The UK’s so-called tax gap in the 2022 to 2023 tax year is estimated to stand at £39.8bn, representing 4.8 per cent of uncollected tax, according to new data from HMRC.
This figure is up from £35.8bn in 2021 to 2022, although in both years HMRC is estimated to have collected 95.2 per cent of all tax due. The tax gap was 7.4 per cent, or £32.6bn, in 2005 to 2006.
Although billions is lost to illegal activity every year, large parts of the shortfall are also due to human error.
Clamping down on tax evasion and avoidance has become a key pledge of both the Conservative and Labour parties ahead of the general election on 4 July.
Earlier this week, the Tories promised a £2.4bn tax break for pensioners if it wins the election, funded by a plan to raise £6bn per year through improved collection and a clampdown on avoidance and evasion.

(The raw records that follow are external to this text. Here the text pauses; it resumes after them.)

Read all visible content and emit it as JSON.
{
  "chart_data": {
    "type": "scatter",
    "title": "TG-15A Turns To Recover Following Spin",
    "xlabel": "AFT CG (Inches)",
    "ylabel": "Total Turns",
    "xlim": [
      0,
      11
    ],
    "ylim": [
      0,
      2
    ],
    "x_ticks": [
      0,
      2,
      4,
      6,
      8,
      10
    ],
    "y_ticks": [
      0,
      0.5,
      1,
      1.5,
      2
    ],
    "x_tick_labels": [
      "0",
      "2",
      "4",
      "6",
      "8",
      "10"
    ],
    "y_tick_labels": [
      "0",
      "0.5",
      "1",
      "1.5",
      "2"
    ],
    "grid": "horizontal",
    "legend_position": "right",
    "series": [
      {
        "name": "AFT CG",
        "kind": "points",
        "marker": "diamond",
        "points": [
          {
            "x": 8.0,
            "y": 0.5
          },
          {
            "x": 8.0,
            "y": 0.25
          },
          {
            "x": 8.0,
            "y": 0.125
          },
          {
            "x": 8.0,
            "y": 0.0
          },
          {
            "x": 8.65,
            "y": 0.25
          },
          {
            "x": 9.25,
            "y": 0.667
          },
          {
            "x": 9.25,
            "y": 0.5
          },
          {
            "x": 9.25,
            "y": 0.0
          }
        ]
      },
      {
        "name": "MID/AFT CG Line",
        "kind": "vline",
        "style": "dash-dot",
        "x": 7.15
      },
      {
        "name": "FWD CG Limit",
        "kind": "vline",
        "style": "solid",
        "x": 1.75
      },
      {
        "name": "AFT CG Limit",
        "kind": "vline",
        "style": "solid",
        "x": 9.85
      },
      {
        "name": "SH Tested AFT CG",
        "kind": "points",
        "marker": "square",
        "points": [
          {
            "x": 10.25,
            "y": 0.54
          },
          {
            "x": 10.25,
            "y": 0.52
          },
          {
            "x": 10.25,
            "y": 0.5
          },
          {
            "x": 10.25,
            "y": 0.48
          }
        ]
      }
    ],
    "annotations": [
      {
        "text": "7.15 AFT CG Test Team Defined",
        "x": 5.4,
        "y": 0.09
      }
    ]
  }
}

Meanwhile, Labour has laid out plans to raise an £5bn a year by 2029-30 by reducing tax dodging, which it said would be used to cut NHS waiting lists and introduce a free breakfast policy for primary schools.
“Simply put, it is not just or right for billions of pounds of tax to be left uncollected,” said Rachael Henry, head of advocacy and policy at Tax Justice UK.
“The NHS desperately needs extra funds and people are having to put unaffordable basics back on supermarket shelves far too often. The tax gap of £40bn is vital revenue to help clear waiting lists and guarantee people get the healthcare appointments and treatments they need.”
Tax Justice UK said that if the UK’s tax gap shrunk 10 per cent, it could cover the cost of ending the two-child benefit cap, while closing it by 20 per cent could pay for around 60,000 nurses, 40,000 teachers and 40,000 police officers.
“It is an open goal for the government and a winner for the country,” Henry continued.